Keep in mind that when you hear about a person who seemingly, miraculously survives a stage IV cancer diagnosis for much longer than initially predicted, these are rare exceptions rather than the rule. Remarkably, these things do occur, but most people with a terminal diagnosis and advanced disease state die of that disease sooner rather than later. Furthermore, these deaths occur despite aggressive treatment until the end of their life, making their end of life pretty miserable. 

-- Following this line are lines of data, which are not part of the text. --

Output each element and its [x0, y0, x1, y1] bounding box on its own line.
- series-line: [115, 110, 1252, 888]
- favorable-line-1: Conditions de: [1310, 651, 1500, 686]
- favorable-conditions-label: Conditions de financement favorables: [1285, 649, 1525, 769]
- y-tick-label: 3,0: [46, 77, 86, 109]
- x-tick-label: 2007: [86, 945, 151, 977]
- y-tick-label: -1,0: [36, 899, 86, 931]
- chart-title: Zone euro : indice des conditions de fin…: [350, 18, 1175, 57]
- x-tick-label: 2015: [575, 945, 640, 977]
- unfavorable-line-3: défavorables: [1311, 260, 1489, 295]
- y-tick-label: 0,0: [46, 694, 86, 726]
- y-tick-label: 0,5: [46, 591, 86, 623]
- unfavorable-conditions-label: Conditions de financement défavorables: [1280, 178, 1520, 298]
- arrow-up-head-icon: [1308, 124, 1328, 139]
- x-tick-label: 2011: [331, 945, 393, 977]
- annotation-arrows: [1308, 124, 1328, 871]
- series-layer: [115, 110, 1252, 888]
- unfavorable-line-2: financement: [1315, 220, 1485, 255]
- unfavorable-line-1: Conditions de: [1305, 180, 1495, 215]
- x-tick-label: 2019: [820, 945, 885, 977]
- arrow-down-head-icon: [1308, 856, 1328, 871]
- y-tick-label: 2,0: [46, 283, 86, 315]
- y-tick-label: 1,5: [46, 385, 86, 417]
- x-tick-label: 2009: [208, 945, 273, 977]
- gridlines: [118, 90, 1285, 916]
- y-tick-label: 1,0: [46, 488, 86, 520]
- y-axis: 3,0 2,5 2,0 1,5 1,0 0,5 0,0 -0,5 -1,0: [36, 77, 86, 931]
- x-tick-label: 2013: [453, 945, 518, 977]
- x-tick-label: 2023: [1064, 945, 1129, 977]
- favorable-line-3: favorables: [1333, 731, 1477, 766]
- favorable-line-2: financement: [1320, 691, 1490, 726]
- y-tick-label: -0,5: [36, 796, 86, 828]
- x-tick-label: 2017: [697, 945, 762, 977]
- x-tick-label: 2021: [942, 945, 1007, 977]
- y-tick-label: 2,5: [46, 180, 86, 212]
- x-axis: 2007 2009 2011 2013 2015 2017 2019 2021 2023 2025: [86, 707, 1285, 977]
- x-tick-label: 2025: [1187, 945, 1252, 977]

Changing the medical system's approach to treatments and the elderly and terminally ill is up to a few brave doctors. Samuel Harrington is such a doctor. He describes how he often had end-of-life discussions with patients and refused to do procedures, even diagnostic ones, on patients that he felt would derive no real benefit and put the sick or elderly patient at risk for complications that could lead to a painful decline. Getting to hospice in plenty of time for benefit is primarily up to the patient.

And what about the government drive to limit the percentages of people at the six-month end of the hospice care window? This goal will likely result in a greater share of patients coming to hospice very late in the terminal phase of their illness. A more humane approach and one that would better fulfill the goal of hospice would be to have a plan for a normal distribution with the mean at three months and short tails ending at one day and 180 days. This goal would ensure more people have enough time in hospice to enable a good death. In other words, a death where they have ample time to plan, prepare and spend time with loved ones. 

It is also important to note that patients who reach the end of six months and are not imminently going to die are sometimes dropped entirely from the service. Additionally, if a patient rallies — improves dramatically in terms of their outwardly measurable symptoms —  the hospice service might drop them. This is despite the fact that some people in hospice care often start looking a lot better after a couple of months of hospice care. They are still dying of their disease. Hospice is not a Lourdes. Few miraculous cures occur. The fact is that people often feel a lot better after stopping devastating treatments like chemo and radiation. It seems that there should be an alternative to dropping patients entirely. Note again that about 12% of patients go beyond the 180 days.

For now, the government pays for hospice services in the United States for at least six months. Hospice care is one of the best Medicaid benefits available. And yet, these services are vastly underutilized by the terminally ill. This is a shame because the evidence suggests that people who utilize at least a couple of months of hospice care have a much more tolerable death with ample opportunity to spend quality time with friends and loved ones before death. Unfortunately, most hospice patients get too little quality at end-of-life because they opt for hospice too late in their disease cycle.


Harrington, Samuel. (2022). At peace: Choosing a good death after a long life. Hachette Book Group. 

Harris, P. S., Stalam, T., Ache, K. A., Harrold, J. E., Craig, T., Teno, J., Smither, E., Dougherty, M., & Casarett, D. (2014). Can hospices predict which patients will die within six months?. Journal of palliative medicine, 17(8), 894–898. https://doi.org/10.1089/jpm.2013.0631

National Hospice and Palliative Care Organization. (2022). NHPCO facts and figures: Hospice care in America.

O'Mahony, S. (2017). The way we die now: The view from medicine's front line. Thomas Dunne Books.